Your Way of Recreating is Threatened
Wouldn't it be tragic if our way of getting-away-from-it-all should disappear?
Breaching advocates are commenting to the Federal Agencies that people in the Lewis Clark Valley will be better off recreationally if dams are breached. Breaching will remove our reservoir at the confluence of the Clearwater and Snake Rivers, dropping water levels drastically.
What is Happening That is Cause for Concern?
The federal agencies that operate the system of 14 Columbia and Snake rivers dams are evaluating options for managing that system. They are trying to minimize impacts on salmon and other species while still meeting the dams’ many authorized purposes. The agencies released their evaluation of management alternatives in a draft environmental impact statement.
The federal agencies were directed by the courts to include breaching the four Lower Snake River dams in the range of alternatives. Lower Granite Dam, which creates the reservoir in Lewiston and Clarkston, is one of those four. People boat, fish, water ski, jet ski, kayak, paddleboard, swim, and more on this reservoir, and our greenbelt and many of our parks rely on it. Our daily recreational activities would be profoundly impacted if the dam was removed.
The federal agencies’ preferred alternative does not include breaching any dams. The agencies instead combined a number of alternatives to allow hydropower and navigation to continue while being sensitive to fish and wildlife needs.

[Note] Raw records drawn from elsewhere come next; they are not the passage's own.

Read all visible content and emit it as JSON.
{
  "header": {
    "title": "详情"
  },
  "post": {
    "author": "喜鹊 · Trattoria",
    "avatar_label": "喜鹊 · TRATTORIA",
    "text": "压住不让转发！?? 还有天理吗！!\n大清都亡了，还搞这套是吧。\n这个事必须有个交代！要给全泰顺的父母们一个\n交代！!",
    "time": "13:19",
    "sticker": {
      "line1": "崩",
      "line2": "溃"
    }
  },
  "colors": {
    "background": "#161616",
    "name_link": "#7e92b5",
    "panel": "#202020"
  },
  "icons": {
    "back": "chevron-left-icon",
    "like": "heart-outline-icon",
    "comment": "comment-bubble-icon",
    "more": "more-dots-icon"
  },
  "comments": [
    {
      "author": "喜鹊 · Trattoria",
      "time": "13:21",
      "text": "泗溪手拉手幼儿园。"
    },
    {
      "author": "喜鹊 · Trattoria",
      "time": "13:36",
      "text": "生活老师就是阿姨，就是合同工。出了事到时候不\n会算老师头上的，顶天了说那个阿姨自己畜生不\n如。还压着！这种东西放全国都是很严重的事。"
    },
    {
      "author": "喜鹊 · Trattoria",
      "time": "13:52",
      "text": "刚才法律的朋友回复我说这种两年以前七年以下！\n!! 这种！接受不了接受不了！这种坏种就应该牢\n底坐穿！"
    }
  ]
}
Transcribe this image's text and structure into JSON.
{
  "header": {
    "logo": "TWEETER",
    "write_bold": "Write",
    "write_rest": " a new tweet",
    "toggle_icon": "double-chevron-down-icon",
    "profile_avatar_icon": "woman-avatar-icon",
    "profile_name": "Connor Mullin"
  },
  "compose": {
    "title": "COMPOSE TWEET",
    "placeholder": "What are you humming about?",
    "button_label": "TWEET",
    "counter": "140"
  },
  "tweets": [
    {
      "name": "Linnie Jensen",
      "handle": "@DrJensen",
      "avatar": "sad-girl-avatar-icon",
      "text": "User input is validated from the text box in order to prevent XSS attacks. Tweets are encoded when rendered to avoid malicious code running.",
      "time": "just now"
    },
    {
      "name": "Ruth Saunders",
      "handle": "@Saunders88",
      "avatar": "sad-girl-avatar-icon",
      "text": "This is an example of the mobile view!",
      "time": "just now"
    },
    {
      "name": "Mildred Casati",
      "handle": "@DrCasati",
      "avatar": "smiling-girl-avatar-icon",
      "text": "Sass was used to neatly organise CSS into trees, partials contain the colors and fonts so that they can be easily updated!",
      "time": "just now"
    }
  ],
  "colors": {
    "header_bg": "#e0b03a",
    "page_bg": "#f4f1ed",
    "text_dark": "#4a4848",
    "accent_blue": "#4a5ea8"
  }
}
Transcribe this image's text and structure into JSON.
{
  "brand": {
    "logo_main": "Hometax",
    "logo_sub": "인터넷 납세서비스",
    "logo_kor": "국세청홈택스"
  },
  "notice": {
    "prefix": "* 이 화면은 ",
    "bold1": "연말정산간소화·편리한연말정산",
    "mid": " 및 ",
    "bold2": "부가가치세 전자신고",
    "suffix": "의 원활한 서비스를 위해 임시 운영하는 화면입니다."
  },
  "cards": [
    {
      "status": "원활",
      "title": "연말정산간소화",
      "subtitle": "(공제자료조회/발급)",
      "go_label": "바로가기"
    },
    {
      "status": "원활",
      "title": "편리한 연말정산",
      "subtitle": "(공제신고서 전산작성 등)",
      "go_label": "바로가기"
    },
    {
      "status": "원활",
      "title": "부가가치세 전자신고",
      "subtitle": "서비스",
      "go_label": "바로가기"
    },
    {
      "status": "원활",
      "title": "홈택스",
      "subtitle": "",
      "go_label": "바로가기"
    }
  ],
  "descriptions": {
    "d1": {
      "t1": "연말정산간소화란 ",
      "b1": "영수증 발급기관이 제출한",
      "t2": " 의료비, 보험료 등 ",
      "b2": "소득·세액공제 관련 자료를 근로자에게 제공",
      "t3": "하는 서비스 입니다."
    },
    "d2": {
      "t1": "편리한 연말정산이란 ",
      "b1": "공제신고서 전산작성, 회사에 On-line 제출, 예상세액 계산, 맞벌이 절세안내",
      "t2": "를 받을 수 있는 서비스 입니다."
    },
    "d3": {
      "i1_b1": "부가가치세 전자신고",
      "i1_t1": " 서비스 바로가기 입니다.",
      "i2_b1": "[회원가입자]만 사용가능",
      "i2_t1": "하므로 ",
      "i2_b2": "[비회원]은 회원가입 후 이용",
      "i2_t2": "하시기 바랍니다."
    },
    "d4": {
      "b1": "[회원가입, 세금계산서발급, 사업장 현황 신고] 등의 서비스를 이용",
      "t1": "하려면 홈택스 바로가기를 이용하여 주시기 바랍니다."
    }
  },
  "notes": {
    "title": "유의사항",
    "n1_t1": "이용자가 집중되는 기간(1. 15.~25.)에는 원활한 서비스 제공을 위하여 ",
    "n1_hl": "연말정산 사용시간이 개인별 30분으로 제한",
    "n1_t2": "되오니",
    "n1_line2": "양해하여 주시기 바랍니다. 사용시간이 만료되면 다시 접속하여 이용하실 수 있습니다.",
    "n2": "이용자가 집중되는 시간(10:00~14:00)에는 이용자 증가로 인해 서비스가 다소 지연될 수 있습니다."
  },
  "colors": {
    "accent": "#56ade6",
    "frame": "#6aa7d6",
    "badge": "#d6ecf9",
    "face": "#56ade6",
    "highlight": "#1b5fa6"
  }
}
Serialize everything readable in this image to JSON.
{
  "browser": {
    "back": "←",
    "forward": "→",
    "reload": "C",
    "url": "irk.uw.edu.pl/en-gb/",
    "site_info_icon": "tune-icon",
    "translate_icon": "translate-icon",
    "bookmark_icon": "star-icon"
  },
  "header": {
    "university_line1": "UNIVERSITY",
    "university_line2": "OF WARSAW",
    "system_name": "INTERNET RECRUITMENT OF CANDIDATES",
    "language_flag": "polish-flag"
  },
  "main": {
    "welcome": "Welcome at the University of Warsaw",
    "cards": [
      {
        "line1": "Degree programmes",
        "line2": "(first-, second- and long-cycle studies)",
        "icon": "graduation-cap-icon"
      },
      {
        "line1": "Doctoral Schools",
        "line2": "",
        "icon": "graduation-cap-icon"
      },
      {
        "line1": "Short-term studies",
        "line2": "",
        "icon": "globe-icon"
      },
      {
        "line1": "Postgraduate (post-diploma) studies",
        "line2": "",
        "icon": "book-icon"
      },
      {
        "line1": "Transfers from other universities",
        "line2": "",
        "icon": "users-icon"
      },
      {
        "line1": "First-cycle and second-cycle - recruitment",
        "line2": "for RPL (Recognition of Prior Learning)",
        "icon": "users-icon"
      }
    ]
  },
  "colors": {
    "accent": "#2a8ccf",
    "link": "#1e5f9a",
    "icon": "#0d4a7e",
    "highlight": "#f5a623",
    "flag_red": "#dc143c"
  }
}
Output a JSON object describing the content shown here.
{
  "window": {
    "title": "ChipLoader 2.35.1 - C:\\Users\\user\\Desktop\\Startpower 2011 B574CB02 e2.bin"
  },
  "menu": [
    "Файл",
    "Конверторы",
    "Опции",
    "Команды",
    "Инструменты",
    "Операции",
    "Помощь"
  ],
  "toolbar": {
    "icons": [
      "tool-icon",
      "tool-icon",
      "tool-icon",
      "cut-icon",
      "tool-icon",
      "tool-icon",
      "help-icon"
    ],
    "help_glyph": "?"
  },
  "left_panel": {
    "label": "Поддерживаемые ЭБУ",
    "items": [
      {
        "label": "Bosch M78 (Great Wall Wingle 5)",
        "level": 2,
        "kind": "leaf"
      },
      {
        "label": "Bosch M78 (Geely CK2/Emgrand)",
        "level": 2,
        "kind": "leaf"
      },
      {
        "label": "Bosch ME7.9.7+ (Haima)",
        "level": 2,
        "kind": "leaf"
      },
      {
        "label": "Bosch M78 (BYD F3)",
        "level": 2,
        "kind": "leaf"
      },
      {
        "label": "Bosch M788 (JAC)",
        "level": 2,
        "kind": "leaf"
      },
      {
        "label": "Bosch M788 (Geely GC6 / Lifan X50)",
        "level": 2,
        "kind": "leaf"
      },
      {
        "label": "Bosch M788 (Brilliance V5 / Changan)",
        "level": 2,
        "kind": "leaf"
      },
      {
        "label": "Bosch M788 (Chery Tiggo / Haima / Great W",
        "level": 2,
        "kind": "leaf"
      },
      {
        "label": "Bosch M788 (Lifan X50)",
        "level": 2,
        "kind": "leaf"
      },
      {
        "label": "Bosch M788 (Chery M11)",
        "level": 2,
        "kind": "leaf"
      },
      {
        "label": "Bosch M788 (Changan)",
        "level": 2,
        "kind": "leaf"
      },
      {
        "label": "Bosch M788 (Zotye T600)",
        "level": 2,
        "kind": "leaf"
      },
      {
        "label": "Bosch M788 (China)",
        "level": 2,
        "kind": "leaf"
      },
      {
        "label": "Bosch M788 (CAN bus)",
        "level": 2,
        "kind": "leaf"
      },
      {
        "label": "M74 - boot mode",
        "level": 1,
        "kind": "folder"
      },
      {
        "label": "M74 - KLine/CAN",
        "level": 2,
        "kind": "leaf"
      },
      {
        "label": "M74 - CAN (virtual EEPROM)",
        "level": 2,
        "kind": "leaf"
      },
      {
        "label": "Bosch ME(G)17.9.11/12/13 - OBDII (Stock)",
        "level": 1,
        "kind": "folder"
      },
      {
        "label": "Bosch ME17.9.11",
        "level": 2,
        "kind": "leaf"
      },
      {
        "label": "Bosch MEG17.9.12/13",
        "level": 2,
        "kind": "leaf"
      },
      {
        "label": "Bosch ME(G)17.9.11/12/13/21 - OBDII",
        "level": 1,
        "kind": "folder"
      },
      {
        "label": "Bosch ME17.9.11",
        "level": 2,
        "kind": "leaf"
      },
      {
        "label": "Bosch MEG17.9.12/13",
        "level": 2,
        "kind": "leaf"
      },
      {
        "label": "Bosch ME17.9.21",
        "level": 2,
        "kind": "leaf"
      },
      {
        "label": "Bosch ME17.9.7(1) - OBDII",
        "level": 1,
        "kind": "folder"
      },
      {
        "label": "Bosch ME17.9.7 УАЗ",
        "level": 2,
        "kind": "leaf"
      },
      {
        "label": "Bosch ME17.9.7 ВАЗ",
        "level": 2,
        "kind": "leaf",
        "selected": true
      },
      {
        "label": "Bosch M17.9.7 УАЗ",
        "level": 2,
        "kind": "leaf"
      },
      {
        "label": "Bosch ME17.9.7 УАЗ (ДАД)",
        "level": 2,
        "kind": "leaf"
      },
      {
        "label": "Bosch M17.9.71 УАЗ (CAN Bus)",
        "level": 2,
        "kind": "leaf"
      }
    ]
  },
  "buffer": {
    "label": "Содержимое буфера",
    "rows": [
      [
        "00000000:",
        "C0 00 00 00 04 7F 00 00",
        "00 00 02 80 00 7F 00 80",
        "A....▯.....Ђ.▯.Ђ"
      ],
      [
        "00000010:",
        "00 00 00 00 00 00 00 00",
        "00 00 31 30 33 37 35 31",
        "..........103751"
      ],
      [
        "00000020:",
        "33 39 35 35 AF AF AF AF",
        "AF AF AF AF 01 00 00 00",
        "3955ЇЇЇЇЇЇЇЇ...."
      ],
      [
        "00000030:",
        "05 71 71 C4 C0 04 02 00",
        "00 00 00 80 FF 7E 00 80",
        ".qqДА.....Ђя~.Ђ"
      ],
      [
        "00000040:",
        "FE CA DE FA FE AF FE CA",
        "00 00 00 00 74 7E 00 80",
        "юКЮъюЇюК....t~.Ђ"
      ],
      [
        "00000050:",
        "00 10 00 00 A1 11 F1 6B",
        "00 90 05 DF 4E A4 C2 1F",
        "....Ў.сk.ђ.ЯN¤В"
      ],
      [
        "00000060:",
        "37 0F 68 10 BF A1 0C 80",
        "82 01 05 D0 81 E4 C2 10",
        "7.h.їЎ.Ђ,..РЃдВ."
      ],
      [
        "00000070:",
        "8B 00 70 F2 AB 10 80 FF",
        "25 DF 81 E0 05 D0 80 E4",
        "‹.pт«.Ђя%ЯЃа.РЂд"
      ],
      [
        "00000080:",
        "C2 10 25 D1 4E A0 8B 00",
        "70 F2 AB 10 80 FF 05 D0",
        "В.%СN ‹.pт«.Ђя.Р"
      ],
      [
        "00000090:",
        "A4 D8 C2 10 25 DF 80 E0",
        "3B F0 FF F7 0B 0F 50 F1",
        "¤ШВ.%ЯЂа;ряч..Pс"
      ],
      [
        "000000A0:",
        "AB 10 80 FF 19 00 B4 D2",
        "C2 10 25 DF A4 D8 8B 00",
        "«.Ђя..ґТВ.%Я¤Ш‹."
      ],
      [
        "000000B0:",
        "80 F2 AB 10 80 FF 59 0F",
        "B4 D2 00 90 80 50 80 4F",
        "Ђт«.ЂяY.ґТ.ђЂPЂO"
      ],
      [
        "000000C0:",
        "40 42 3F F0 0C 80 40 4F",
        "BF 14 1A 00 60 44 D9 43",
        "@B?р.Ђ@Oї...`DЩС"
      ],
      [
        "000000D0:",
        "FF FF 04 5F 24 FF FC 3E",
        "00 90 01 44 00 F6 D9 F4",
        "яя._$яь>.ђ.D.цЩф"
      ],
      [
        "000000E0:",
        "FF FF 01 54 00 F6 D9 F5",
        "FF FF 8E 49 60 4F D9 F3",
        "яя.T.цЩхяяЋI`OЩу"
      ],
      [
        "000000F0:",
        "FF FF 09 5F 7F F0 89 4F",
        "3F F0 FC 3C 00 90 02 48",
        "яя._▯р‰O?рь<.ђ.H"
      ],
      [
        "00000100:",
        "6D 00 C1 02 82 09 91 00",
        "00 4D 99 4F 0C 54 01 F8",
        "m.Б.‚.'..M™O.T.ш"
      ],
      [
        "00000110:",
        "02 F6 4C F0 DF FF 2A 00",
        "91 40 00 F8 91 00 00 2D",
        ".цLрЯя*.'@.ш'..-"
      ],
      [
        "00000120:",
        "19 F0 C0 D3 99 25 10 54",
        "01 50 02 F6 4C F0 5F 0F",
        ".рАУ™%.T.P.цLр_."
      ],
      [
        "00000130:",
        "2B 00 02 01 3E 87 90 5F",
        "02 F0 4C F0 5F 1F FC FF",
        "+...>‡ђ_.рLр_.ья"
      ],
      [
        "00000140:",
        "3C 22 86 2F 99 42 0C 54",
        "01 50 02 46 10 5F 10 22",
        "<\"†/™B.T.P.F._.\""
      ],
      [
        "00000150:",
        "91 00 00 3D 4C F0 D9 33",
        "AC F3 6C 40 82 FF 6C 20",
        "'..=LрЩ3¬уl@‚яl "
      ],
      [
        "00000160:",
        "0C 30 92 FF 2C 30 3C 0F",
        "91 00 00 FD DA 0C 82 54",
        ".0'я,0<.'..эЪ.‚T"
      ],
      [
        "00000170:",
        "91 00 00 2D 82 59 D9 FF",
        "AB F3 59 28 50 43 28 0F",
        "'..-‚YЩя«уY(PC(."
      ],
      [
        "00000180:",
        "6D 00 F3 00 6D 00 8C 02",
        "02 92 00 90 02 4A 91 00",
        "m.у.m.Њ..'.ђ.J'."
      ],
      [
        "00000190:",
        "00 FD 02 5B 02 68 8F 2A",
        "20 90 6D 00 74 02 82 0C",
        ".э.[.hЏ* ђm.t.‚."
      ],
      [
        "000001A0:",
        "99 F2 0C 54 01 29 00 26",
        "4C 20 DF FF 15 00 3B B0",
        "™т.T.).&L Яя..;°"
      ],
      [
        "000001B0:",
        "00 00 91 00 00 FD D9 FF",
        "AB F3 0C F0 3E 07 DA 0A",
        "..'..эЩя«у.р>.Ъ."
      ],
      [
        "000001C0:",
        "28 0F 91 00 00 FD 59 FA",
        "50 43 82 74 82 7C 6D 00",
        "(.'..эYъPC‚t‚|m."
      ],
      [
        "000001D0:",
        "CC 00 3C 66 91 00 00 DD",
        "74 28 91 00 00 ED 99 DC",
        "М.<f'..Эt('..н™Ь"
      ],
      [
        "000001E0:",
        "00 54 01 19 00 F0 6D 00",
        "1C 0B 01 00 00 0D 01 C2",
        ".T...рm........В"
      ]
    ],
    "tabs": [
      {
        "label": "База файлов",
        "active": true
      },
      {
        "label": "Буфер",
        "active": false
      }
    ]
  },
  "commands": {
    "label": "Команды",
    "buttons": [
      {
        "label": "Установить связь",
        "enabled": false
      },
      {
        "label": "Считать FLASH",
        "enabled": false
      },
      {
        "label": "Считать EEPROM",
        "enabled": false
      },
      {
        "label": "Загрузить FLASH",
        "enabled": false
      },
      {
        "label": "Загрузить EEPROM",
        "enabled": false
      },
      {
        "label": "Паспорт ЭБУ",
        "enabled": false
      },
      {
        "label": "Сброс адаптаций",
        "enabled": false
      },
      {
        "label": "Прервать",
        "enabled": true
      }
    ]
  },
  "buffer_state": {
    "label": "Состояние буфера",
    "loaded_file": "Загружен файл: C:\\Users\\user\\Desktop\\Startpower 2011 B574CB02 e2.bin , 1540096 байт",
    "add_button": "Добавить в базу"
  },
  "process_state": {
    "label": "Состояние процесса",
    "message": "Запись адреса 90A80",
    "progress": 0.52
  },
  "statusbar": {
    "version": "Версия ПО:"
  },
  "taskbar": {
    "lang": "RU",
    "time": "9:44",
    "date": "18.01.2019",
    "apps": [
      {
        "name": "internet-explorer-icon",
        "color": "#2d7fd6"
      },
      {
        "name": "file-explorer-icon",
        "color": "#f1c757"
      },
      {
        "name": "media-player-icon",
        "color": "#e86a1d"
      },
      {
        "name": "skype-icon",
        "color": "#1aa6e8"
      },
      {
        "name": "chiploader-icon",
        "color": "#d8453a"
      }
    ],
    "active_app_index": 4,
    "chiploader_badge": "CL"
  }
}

A small but vocal minority have disproportionately addressed the non-breaching conclusion of the preferred alternative over other points of discussion, with many voices advocating for re-examining that conclusion and preferring a breaching alternative in the final EIS.
How Can I Make a Difference?
Your help is needed. Because of where you live, you are able to raise unique issues that are important for the agencies to consider. This is your opportunity to share your personal values, and it’s important that you do so.
You make a difference through direct comments to the agencies, talking with others who share your views, writing your U.S. Congressperson, and writing letters to the editor at the Lewiston Tribune. Details about each of those options are below.
Public comments are not votes, and environmental impact statements are not a democratic process where the most votes win. However, without support, good draft decisions run the risk of being revised.
1. Comment on the Columbia River System Operations Draft Environmental Impact Statement to share your perspective with the federal agencies that operate the river system. Submit comments online, via mail, or in-person delivery.
2. Connect with other people and organizations who share your views
3. Write your U.S. Congressperson to encourage them to advocate for a strong balanced system to support our communities and state.
4. Write letters to the editor in your local newspaper and share your perspective with others who may be less informed
Facts You Can Use
- In 2018 Columbia/Snake River cruise boat passenger numbers exceeded numbers of cruise boat passengers on the Mississippi River, and continue to be higher since then.
- Mild climate within the Clearwater/Snake rivers confluence allow for pleasure boating during the months of March through December, while fishing is year round. Land-based recreation cannot take the place of reservoir recreation especially in hot summer months.
- The draft EIS counts only VISITOR spending when coming up with economic values for recreation. The draft does not calculate the value for our choice to live where we play.
- The Corps of Engineers is responsible for 26 recreational amenities assigned to the reservoir behind Lower Granite Dam. Under MO3, many will be of little value such as marinas and boat ramps that exist where there will be no water.
- In 2018, the Corps estimated visits at the main points of access for the 26 recreational amenities on Lower Granite pool at 1.72 million. This underestimates the number of times the local recreationists enjoy these amenities.
- The Clearwater & Snake River National Recreation Trail has over 26 miles of wheelchair accessible trail along the rivers used for walking, running, and dog walking by residents and visitors. The Trail also is utilized for organized fun runs and track meets bringing thousands to our region.
Would You Like To See It Change?
YOUR HELP IS NEEDED!
We live, work, and play where the Clearwater River meets the Snake. There are threats to our way of life on that reservoir. Your help is needed to preserve what we value.